Baron Schwartz giving an Epic Talk on Benchmarking

Baron Schwartz giving an Epic Talk on Benchmarking

June 26, 2012 0 By Tad Reeves

Baron Schwartz from Percona gave an amazing talk on Benchmarking.  As someone who’s always loved reading about benchmarks, but having been pretty terrible at producing them myself, I found this talk fascinating — especially after my recent experience with attempting to run a bunch of inconclusive benchmarks on JBoss 4.2 vs JBoss 5.1 performance.

Put simply, Baron Schwartz is a benchmarking GOD. Listen to what he says.  Read his blog.  This guy is benchmarking sanity personified.

Bullets from his talk:

  • It’s important to establish goals for a benchmark, reasons why, legend, distribution, response time, etc – not just throughput
  • One needs a lot of info to think clearly about a benchmark
  • Ideal benchmark report:
    • Clear benchmark goals:
      • Validating hardware config (disk / cpu / etc) – see if it matches expectations
      • Compare two systems
      • Checking for regressions
      • Capacity planning (how will it perform at higher load than you have?)
      • Reproduce bad behaviour to solve it
        • Most systems you don’t want to push it as far as it’s max throughput, as at that point you’re beyond its threshhold of “good behaviour”.
      • Stress test to find bottlenecks
    • Get specs:
      • Get specs for CPU, disk, memory, network, including makes/models/etc.
      • SSDs are EXTREMELY tricky to benchmark
      • Versions of all software
      • RAID controller / filesystem
      • Disk queue scheduler –
        • a lot of Linux defaults have tons of desktop software shoved in there.  CFQ is standard disk scheduler (desktop – perf sucks) instead of noop or others
      • Generate some plots to summarize
    • Better Aggregate Measurement:
      • Average / Percentiles
      • Observation duration
      • 95th percentile = you can throw away the worst 1/20 of your day.  Means  you can throw away more than an hour of data per day.  I.e. your system can be rock bottom performing for an hour a day.  Not so good for establishing an SLA or SLO (objective).
      • Scatter graphs can be much more telling than a single point – as you can see if your performance is all over the map or if it returns a stable figure.   i.e.

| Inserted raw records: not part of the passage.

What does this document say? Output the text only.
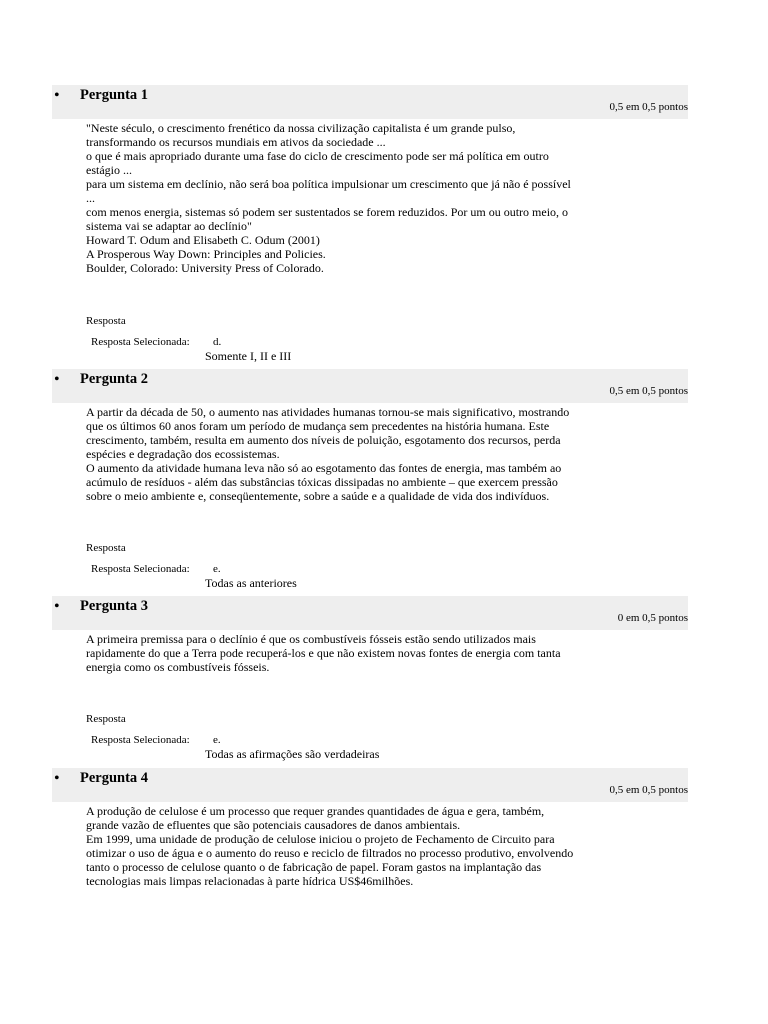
• Pergunta 1
0,5 em 0,5 pontos

"Neste século, o crescimento frenético da nossa civilização capitalista é um grande pulso,

transformando os recursos mundiais em ativos da sociedade ...

o que é mais apropriado durante uma fase do ciclo de crescimento pode ser má política em outro

estágio ...

para um sistema em declínio, não será boa política impulsionar um crescimento que já não é possível

...

com menos energia, sistemas só podem ser sustentados se forem reduzidos. Por um ou outro meio, o

sistema vai se adaptar ao declínio"

Howard T. Odum and Elisabeth C. Odum (2001)

A Prosperous Way Down: Principles and Policies.

Boulder, Colorado: University Press of Colorado.

Resposta
Resposta Selecionada: d.
Somente I, II e III
• Pergunta 2
0,5 em 0,5 pontos

A partir da década de 50, o aumento nas atividades humanas tornou-se mais significativo, mostrando

que os últimos 60 anos foram um período de mudança sem precedentes na história humana. Este

crescimento, também, resulta em aumento dos níveis de poluição, esgotamento dos recursos, perda

espécies e degradação dos ecossistemas.

O aumento da atividade humana leva não só ao esgotamento das fontes de energia, mas também ao

acúmulo de resíduos - além das substâncias tóxicas dissipadas no ambiente – que exercem pressão

sobre o meio ambiente e, conseqüentemente, sobre a saúde e a qualidade de vida dos indivíduos.

Resposta
Resposta Selecionada: e.
Todas as anteriores
• Pergunta 3
0 em 0,5 pontos

A primeira premissa para o declínio é que os combustíveis fósseis estão sendo utilizados mais

rapidamente do que a Terra pode recuperá-los e que não existem novas fontes de energia com tanta

energia como os combustíveis fósseis.

Resposta
Resposta Selecionada: e.
Todas as afirmações são verdadeiras
• Pergunta 4
0,5 em 0,5 pontos

A produção de celulose é um processo que requer grandes quantidades de água e gera, também,

grande vazão de efluentes que são potenciais causadores de danos ambientais.

Em 1999, uma unidade de produção de celulose iniciou o projeto de Fechamento de Circuito para

otimizar o uso de água e o aumento do reuso e reciclo de filtrados no processo produtivo, envolvendo

tanto o processo de celulose quanto o de fabricação de papel. Foram gastos na implantação das

tecnologias mais limpas relacionadas à parte hídrica US$46milhões.
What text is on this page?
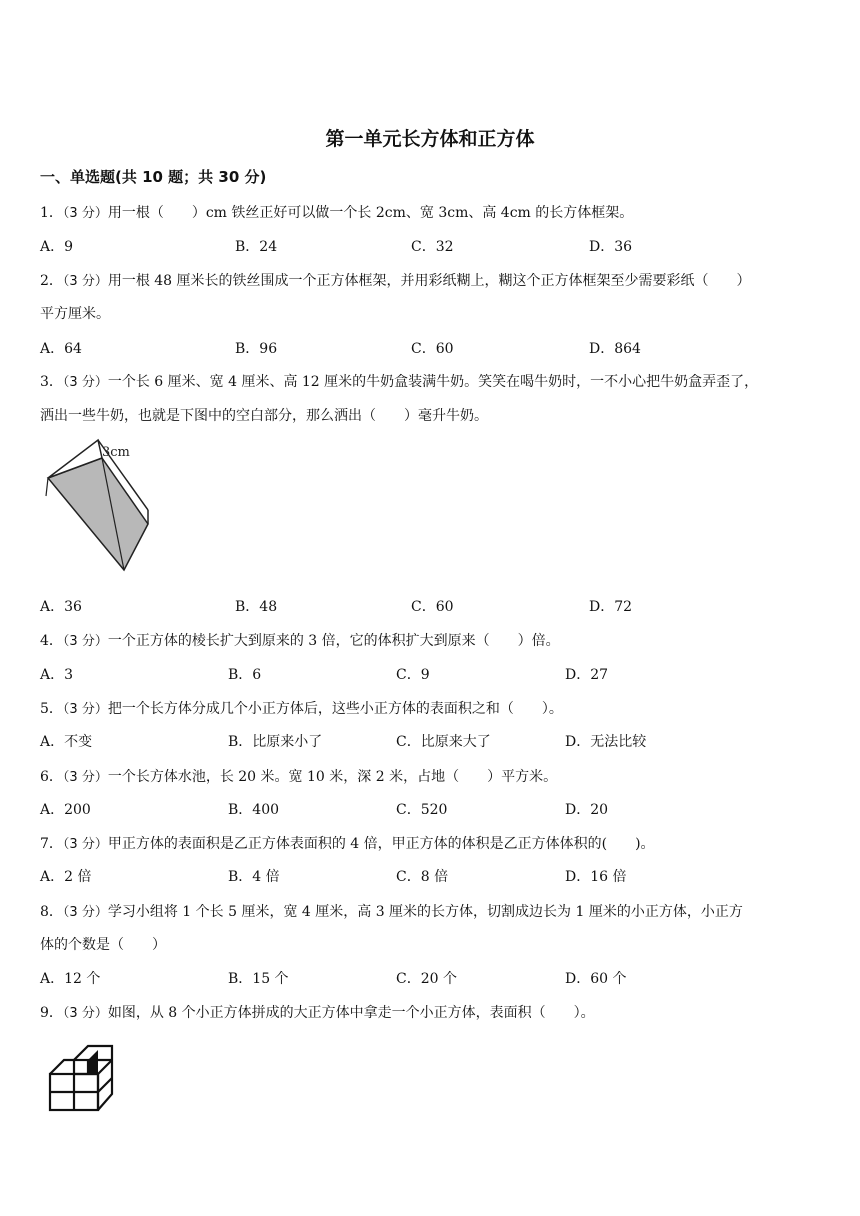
第一单元长方体和正方体
一、单选题(共 10 题；共 30 分)
1．（3 分）用一根（　　）cm 铁丝正好可以做一个长 2cm、宽 3cm、高 4cm 的长方体框架。
A．9	B．24	C．32	D．36
2．（3 分）用一根 48 厘米长的铁丝围成一个正方体框架，并用彩纸糊上，糊这个正方体框架至少需要彩纸（　　）
平方厘米。
A．64	B．96	C．60	D．864
3．（3 分）一个长 6 厘米、宽 4 厘米、高 12 厘米的牛奶盒装满牛奶。笑笑在喝牛奶时，一不小心把牛奶盒弄歪了，
洒出一些牛奶，也就是下图中的空白部分，那么洒出（　　）毫升牛奶。
3cm
A．36	B．48	C．60	D．72
4．（3 分）一个正方体的棱长扩大到原来的 3 倍，它的体积扩大到原来（　　）倍。
A．3	B．6	C．9	D．27
5．（3 分）把一个长方体分成几个小正方体后，这些小正方体的表面积之和（　　）。
A．不变	B．比原来小了	C．比原来大了	D．无法比较
6．（3 分）一个长方体水池，长 20 米。宽 10 米，深 2 米，占地（　　）平方米。
A．200	B．400	C．520	D．20
7．（3 分）甲正方体的表面积是乙正方体表面积的 4 倍，甲正方体的体积是乙正方体体积的(　　)。
A．2 倍	B．4 倍	C．8 倍	D．16 倍
8．（3 分）学习小组将 1 个长 5 厘米，宽 4 厘米，高 3 厘米的长方体，切割成边长为 1 厘米的小正方体，小正方
体的个数是（　　）
A．12 个	B．15 个	C．20 个	D．60 个
9．（3 分）如图，从 8 个小正方体拼成的大正方体中拿走一个小正方体，表面积（　　）。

SSDs have performance all over the map, and have very different performance characteristics when empty / full or at start/end of the benchmark.
    • Performance:
      • Two metrics:  Thoughput and Response time (tasks per time or time per task)
      • They are not reciprocals
      • Resource consumption is NOT a good measure of performance – i.e. CPU% / Load Avg / etc.  These are indicators.  They are not the goal.
      • Be very careful with tools that report utilization.  At 100% utilization many systems are not actually saturated.
      • try ptdiskstats from perconia
    • What is a system’s actual capacity?
      • Max throughput at max achievable concurrency while being given acceptable performance (response time).
    • Recap:
      • Most benchmarks reveal little
    • if 1/20 is serialized, you’ll never get more than a 20x speedup from going parallel.
    • Isolating bottlenecks or iteratively optimizing them is one way – but don’t optimize things that don’t matter.  Don’t try to optimize little things.
    • Little’s law:  concurrency = throughput * response time
      • This holds regardless of queuing, arrival rate distribution, response time distribution, etc.
    • Utilization law:
      • Utilization = service time * throughput